Era pronto un piano di fuga precipitoso

Mario Sechi

da Roma

A Palazzo Baracchini dicono che non «sarà un rientro, non sarà una ritirata e men che meno una fuga». Il ministro della Difesa Arturo Parisi è impegnato a frenare fughe in avanti e dietrofront. Compito non facile, visto che anche fra i vertici militari nei mesi scorsi, alla vigilia delle elezioni, qualcuno aveva accarezzato l’idea di un rientro a tappe forzate: trenta giorni per lasciare l’Irak al suo destino, scrivere la parola fine sulla missione Antica Babilonia, e incassare i dividendi politici di un’operazione ad altissimo rischio.
Il piano aveva una sua sottile logica politica: in caso di larga vittoria del centrosinistra - come pronosticavano i sondaggi prima del 9 aprile - la nuova maggioranza avrebbe avuto la forza per ordinare il tutti a casa in brevissimo tempo. E i vertici dello Stato maggiore della Difesa, in piena fase di regime change, non potevano certo farsi cogliere impreparati. Meglio essere previdenti in senso strategico e, soprattutto, politico.
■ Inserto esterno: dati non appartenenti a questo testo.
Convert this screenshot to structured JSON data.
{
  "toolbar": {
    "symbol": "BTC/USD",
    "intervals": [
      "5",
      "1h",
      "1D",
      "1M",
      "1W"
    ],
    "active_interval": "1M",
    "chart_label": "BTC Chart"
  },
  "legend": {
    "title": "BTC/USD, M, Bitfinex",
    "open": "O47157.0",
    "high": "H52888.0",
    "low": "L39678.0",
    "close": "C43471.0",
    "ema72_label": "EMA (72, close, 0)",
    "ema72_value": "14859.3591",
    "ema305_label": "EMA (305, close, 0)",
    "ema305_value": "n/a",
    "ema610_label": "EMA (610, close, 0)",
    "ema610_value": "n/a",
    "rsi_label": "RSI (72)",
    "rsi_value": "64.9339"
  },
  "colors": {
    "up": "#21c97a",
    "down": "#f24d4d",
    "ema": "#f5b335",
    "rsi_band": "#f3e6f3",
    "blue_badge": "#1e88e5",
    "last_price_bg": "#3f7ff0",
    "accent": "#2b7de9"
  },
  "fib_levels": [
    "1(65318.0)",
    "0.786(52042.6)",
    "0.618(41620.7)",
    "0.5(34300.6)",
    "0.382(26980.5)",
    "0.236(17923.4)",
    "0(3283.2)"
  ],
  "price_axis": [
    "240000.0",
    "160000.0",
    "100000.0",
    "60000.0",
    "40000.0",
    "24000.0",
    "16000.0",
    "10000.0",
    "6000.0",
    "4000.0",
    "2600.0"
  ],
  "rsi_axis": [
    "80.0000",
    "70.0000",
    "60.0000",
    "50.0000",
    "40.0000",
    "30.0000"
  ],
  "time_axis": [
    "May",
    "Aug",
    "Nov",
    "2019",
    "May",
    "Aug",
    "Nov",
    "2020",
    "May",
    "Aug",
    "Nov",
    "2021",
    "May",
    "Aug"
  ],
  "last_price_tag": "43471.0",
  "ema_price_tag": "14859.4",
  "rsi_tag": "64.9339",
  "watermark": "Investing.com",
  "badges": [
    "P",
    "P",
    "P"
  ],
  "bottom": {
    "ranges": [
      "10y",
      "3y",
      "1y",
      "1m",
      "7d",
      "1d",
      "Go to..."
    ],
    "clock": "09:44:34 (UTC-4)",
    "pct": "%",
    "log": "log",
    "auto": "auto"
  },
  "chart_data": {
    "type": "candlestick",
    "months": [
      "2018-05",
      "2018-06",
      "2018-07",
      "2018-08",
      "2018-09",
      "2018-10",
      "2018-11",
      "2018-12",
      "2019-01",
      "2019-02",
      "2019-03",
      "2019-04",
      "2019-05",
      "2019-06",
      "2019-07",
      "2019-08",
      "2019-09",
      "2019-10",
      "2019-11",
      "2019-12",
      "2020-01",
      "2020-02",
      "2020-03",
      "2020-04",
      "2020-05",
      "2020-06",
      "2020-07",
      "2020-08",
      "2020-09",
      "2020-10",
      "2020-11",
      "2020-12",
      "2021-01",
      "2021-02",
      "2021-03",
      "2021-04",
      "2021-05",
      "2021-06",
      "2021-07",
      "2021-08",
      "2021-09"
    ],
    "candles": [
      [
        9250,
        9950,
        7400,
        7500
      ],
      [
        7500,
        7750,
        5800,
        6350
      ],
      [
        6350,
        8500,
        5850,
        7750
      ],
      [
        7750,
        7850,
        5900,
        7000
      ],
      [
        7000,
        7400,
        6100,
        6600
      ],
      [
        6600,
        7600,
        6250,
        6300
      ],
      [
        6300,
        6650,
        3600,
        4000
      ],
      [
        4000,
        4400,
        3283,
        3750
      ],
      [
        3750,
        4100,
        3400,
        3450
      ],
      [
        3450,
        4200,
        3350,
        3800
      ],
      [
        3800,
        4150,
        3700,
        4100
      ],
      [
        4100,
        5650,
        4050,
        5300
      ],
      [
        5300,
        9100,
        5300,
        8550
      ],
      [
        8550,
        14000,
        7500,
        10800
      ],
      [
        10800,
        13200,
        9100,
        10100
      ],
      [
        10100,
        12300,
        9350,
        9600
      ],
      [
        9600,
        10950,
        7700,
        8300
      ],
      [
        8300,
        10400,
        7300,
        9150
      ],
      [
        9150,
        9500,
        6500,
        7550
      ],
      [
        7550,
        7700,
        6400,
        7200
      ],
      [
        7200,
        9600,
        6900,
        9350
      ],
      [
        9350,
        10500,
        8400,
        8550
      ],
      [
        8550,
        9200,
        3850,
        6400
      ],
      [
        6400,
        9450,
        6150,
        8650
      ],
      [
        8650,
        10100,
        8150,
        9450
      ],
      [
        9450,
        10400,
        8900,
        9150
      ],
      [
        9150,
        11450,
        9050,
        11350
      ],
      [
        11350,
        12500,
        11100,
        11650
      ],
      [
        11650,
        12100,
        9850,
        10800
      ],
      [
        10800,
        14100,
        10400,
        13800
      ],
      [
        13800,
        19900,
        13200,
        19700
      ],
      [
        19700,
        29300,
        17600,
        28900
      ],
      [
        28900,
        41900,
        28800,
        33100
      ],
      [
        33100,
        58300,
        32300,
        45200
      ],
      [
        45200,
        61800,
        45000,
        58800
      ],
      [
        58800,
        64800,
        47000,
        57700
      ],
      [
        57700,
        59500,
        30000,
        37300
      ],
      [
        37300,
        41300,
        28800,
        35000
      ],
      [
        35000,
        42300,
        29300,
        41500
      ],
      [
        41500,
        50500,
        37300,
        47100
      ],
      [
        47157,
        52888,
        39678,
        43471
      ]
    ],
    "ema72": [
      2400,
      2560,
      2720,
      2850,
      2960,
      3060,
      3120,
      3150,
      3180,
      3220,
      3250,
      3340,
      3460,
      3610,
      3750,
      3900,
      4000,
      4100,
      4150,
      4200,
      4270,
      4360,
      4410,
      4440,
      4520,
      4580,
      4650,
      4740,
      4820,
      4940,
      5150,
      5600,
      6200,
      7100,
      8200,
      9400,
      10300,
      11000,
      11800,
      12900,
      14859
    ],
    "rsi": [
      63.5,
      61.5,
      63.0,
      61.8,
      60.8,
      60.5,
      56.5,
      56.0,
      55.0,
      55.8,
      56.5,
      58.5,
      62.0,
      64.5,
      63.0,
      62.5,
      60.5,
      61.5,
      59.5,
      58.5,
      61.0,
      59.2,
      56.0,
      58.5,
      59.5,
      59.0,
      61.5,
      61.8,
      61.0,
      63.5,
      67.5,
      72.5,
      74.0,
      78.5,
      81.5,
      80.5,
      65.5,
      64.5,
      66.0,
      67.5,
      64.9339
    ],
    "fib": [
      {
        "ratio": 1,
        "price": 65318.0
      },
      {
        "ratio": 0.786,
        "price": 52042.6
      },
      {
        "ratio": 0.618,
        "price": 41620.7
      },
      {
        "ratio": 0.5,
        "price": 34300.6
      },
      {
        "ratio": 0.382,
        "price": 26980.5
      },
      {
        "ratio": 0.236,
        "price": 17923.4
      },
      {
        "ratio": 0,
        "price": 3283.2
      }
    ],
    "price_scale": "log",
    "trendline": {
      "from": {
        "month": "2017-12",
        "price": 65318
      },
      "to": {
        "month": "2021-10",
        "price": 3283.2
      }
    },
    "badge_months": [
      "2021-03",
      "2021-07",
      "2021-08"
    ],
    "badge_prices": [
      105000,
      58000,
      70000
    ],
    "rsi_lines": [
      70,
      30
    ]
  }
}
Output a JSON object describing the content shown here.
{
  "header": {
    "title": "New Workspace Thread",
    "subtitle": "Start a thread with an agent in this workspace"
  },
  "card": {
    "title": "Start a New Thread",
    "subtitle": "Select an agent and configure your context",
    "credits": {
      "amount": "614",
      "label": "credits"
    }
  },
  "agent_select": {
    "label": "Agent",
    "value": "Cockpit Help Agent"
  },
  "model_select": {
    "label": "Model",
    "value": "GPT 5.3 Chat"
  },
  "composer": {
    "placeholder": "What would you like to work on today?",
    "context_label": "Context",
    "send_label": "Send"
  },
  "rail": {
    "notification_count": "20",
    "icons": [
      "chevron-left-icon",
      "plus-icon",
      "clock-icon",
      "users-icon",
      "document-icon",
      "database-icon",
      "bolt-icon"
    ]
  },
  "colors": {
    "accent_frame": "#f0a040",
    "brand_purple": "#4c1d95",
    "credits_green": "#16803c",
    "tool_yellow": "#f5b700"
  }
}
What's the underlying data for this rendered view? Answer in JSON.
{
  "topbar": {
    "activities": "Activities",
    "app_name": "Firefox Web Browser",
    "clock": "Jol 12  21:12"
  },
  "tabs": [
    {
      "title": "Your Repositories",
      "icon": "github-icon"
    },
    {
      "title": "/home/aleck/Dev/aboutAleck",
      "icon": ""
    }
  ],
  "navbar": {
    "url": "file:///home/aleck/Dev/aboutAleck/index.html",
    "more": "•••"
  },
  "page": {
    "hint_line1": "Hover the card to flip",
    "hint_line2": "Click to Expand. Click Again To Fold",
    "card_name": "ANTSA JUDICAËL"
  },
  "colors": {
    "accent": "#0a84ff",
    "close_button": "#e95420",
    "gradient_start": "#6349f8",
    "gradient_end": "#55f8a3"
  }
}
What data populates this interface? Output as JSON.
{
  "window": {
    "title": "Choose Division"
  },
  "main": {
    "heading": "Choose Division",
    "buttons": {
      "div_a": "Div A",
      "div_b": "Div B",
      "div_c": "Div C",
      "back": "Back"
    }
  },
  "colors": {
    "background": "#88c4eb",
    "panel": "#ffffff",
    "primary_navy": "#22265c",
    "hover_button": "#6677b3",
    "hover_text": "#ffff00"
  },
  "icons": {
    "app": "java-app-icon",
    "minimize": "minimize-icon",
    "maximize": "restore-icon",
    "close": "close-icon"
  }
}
E così, mentre la campagna elettorale infuriava e il barometro politico vaticinava una schiacciante vittoria del centrosinistra, il vertice dello Stato maggiore della Difesa dava disposizioni al Comando operativo interforze (Coi) per studiare un piano di rientro rapido delle nostre Forze armate dall’Irak, in un mese.
Nel caso della missione Antica Babilonia - come in tutte le operazioni che coinvolgono Marina, Esercito, Aeronautica e Carabinieri - la simulazione degli scenari strategici e operativi e la direzione delle missioni interforze passa al Coi, che raccoglie le informazioni sul campo, valuta e decide. Un rientro in trenta giorni è un’operazione che solo gli Stati Uniti - con sforzi enormi - sono in grado di fare, grazie a un’ineguagliabile capacità di trasporto delle truppe e dei materiali in qualsiasi teatro di guerra. Ma Palazzo Baracchini e Palazzo Moroni non sono il Pentagono, e il capo di Stato Maggiore della Difesa, l’ammiraglio Giampaolo Di Paola, non è il generale Peter Pace, il Chairman of Joint Chiefs of Staff del presidente Bush. Un simile sforzo l’Italia non sarebbe mai stata in grado di reggerlo, se non a costo di correre rischi altissimi nella fase di ripiegamento, e cioè di esporsi ad attacchi terroristici.
Queste le valutazioni degli analisti di tutte le componenti della Difesa: Esercito, Marina, Aeronautica e Carabinieri avrebbero espresso riserve e dubbi di fronte a un piano che sembrava fare acqua da tutte le parti. Una raffica di domande come queste: un aereo da trasporto militare come un C-130, carica dalle 40 alle 50 persone più l’equipaggiamento. Dobbiamo trasferire circa 3.000 persone in trenta giorni. Quanti aerei ci vogliono? E le altre missioni nel mondo per un mese restano senza appoggio aereo? Quante navi occorrono per portare via i 12 chilometri di coda degli automezzi italiani dislocati in Irak? Ce le abbiamo? Quanti aerei da trasporto Antonov bisogna noleggiare per riportare in Italia carri, camion, gru, materiali del genio? E chi protegge i 3.000 soldati che devono essere difesi mentre stanno ripiegando? Domande alle quali non si risponde in un mese.
Il piano era buono per suonare la fanfara in casa, ma cattivo al punto da far diventare un target facile dei terroristi le nostre Forze armate e il governo un bersaglio diplomatico da impallinare, soprattutto da parte del nascente governo iracheno e del nostro principale alleato, gli Stati Uniti. Il vagheggiato piano di rientro rapido, così è finito lestamente nel cassetto non solo per queste difficoltà logistiche e tattiche, ma anche perché il 10 aprile la verità delle urne s’è rivelata diversa da quella pronosticata. Non una maggioranza forte, ma risicatissima, non un governo unito sui tempi e i modi del ritiro ma lacerato, non un’agenda chiara, ma un balletto di stagioni che per ora sembra aver fatto sosta sull’autunno, il tempo delle foglie cadenti, come sempre più appare la missione Antica Babilonia.